Metadata-Version: 2.4
Name: mredu
Version: 1.0.1
Summary: A simple simulator of a system which implements map/reduce paradigm.
Home-page: http://github.com/ramonpin/mredu
Author: ramonpin
Author-email: ramon.pin@gmail.com
License: Apache-2
Description-Content-Type: text/markdown
License-File: LICENSE
Requires-Dist: toolz>=0.12.0
Requires-Dist: rich
Dynamic: author
Dynamic: author-email
Dynamic: description
Dynamic: description-content-type
Dynamic: home-page
Dynamic: license
Dynamic: license-file
Dynamic: requires-dist
Dynamic: summary

MREDU
=====

A simple simulator of a system which implements map/reduce paradigm similarly to
how Apache Hadoop does.
Its objective is to be used as an educational tool to learn how to code
map/reduce algorithms without needing to install complex components.

Requirements
============
To use it you will need:

  * A Python 3.8+ interpreter.
  * Install required packages from PyPi:

    $> pip install mredu

Examples
========
There are several examples of use of the simulator in the examples directory.

  * example1: Does some calculations from a list of tuples.
  * example2: Calculates the histogram of the number of words per line in the
    file quijote.txt from data folder.
  * example3: The ubiquitous word-count example written to run on the simulator
    and applied to the same quijote.txt file.
  * example4: Inverse k,v -> v,k agrupation

Development
-----------

To contribute to this project, you will need to set up a development environment.

1.  **Clone the repository and create a virtual environment:**

    ```bash
    git clone https://github.com/ramonpin/mredu.git
    cd mredu
    python3 -m venv .venv
    source .venv/bin/activate
    ```

2.  **Install dependencies:**

    Install the required dependencies, including the ones for development and testing:

    ```bash
    pip install -r requirements.txt
    ```

3.  **Install the package in editable mode:**

    This will allow you to import the package in your tests and run it as if it were installed, but your local changes will be reflected immediately.

    ```bash
    pip install -e .
    ```

4.  **Run the tests:**

    To make sure everything is working correctly, run the test suite:

    ```bash
    pytest
    ```

Docs
====
`mredu` simulates a MapReduce environment. The process is as follows:

1.  **Input**: You start with an input sequence of `(key, value)` pairs. `mredu` provides helper functions to read data from files into this format.
2.  **Map**: A `mapper` function is applied to each `(key, value)` pair, producing a new sequence of `(key, value)` pairs.
3.  **Shuffle & Sort**: The framework automatically groups the pairs from the map phase by key.
4.  **Reduce**: A `reducer` function is applied to each key and its list of associated values, producing the final result.

### Core Functions

-   `input_file(path)`: Reads a text file line by line, producing a sequence of `(line_number, line_content)` pairs.
-   `input_kv_file(path, sep)`: Reads a text file line by line, splitting each line by `sep` to produce `(key, value)` pairs.
-   `map_red(input_sequence, mapper, reducer)`: Chains together the map, shuffle/sort, and reduce steps. It takes an input sequence and the mapper and reducer functions as arguments.
-   `run(map_red_process)`: Executes the full MapReduce process and prints the resulting `(key, value)` pairs to the console, separated by a tab.

### Example: Word Count

Here is how you would implement the classic word count example using `mredu`.

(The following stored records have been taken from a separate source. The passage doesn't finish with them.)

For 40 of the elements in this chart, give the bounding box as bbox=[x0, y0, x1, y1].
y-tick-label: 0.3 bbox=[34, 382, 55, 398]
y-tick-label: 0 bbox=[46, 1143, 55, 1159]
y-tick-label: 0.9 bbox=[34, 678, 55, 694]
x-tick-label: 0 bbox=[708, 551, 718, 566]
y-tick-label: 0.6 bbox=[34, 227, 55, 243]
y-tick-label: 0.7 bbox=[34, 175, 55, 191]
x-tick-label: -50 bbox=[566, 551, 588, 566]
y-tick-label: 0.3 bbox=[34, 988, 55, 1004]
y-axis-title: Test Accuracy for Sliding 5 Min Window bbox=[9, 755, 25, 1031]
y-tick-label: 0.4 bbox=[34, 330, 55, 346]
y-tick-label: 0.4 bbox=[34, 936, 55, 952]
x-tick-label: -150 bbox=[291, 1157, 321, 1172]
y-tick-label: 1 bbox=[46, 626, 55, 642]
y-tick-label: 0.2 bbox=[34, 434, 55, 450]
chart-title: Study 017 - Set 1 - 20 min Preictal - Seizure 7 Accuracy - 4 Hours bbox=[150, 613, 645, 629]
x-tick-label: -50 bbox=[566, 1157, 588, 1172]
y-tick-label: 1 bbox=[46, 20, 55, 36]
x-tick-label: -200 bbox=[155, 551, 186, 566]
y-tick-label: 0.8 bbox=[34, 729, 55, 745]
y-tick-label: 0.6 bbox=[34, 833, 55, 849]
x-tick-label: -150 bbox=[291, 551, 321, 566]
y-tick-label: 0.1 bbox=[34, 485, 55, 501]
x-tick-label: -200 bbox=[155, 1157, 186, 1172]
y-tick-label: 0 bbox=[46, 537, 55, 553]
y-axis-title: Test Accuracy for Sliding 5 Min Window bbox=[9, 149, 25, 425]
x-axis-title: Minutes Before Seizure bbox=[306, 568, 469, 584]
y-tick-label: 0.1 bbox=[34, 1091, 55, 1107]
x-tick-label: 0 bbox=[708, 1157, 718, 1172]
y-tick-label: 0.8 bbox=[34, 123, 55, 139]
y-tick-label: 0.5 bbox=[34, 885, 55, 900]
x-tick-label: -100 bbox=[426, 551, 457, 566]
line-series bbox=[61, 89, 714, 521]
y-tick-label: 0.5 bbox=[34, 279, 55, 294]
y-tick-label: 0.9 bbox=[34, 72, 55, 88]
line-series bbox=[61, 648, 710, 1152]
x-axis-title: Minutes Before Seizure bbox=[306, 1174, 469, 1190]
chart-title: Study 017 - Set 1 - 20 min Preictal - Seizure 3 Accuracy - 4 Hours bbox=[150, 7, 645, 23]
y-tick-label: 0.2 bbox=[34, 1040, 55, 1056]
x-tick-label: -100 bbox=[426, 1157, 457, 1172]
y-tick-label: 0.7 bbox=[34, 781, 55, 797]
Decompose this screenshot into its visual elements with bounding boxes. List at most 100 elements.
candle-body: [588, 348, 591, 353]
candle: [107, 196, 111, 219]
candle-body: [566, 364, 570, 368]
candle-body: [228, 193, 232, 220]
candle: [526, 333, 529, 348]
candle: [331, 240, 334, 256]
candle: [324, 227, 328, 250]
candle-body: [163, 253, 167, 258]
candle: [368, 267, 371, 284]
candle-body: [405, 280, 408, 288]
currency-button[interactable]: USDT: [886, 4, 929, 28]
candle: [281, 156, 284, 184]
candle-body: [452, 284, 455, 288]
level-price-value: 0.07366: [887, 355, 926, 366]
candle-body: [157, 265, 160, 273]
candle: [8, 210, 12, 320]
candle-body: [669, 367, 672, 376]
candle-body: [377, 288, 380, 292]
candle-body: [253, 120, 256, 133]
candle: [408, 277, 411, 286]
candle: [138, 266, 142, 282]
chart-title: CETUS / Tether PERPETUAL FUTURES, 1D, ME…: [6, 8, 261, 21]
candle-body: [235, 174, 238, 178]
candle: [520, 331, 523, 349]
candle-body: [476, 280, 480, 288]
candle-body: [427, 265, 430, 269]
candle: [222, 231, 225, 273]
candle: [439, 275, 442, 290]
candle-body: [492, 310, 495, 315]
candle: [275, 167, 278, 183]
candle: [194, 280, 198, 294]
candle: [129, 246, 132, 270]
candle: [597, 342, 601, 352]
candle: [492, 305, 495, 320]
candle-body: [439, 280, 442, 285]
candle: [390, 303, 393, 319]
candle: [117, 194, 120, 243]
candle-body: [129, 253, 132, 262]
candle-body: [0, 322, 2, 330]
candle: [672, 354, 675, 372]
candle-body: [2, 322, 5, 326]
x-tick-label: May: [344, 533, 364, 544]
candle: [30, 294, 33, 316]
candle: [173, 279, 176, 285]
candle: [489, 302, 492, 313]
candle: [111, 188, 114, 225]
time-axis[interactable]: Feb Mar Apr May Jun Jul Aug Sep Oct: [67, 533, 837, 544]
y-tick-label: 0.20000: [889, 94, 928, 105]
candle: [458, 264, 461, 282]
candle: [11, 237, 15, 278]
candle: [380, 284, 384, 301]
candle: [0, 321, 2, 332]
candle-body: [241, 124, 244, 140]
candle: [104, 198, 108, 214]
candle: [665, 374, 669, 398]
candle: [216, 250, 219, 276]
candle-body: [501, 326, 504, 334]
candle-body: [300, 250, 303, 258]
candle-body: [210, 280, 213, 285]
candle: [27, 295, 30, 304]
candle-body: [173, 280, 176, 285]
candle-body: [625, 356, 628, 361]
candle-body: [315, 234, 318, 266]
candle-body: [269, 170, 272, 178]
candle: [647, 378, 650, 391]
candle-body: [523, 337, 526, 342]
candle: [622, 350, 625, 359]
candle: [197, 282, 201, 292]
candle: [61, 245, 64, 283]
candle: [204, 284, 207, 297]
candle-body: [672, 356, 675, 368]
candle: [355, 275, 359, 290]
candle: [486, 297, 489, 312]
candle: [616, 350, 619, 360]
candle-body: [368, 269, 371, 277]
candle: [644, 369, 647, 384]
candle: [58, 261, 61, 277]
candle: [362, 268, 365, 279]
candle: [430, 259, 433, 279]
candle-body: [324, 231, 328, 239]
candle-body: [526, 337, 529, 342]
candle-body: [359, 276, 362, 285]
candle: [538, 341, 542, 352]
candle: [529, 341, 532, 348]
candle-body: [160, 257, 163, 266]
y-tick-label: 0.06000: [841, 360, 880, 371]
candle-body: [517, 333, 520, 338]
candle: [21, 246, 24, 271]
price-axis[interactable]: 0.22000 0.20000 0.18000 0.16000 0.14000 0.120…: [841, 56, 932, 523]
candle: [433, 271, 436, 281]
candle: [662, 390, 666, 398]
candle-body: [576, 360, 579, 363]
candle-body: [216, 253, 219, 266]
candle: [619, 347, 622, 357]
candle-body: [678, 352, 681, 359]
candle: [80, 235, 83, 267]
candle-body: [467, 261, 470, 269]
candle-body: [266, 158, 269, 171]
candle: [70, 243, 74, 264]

First, you define your `mapper` function. It takes a key and a value as input (in this case, line number and line text). It splits the line into words, and for each word, it returns a `(word, 1)` pair.

```python
import re

def mymap(_, v):
    words = list(filter(lambda s: s != '', re.split(r'\W', v)))
    return [(word.lower(), 1) for word in words]
```

Next, you define your `reducer` function. It takes a key (a word) and a list of values (a list of 1s) and returns a pair with the word and the sum of the values.

```python
def myred(k, vs):
    return k, len(vs)
```

Finally, you tie it all together. You create an input source from a file, pass it to `map_red` with your mapper and reducer, and then use `run` to execute the process.

```python
from mredu.simul import map_red, input_file, run

# assuming mymap and myred are defined as above

if __name__ == '__main__':
    process = map_red(input_file('data/quijote.txt'), mymap, myred)
    run(process)
```
This will output the word counts to the console.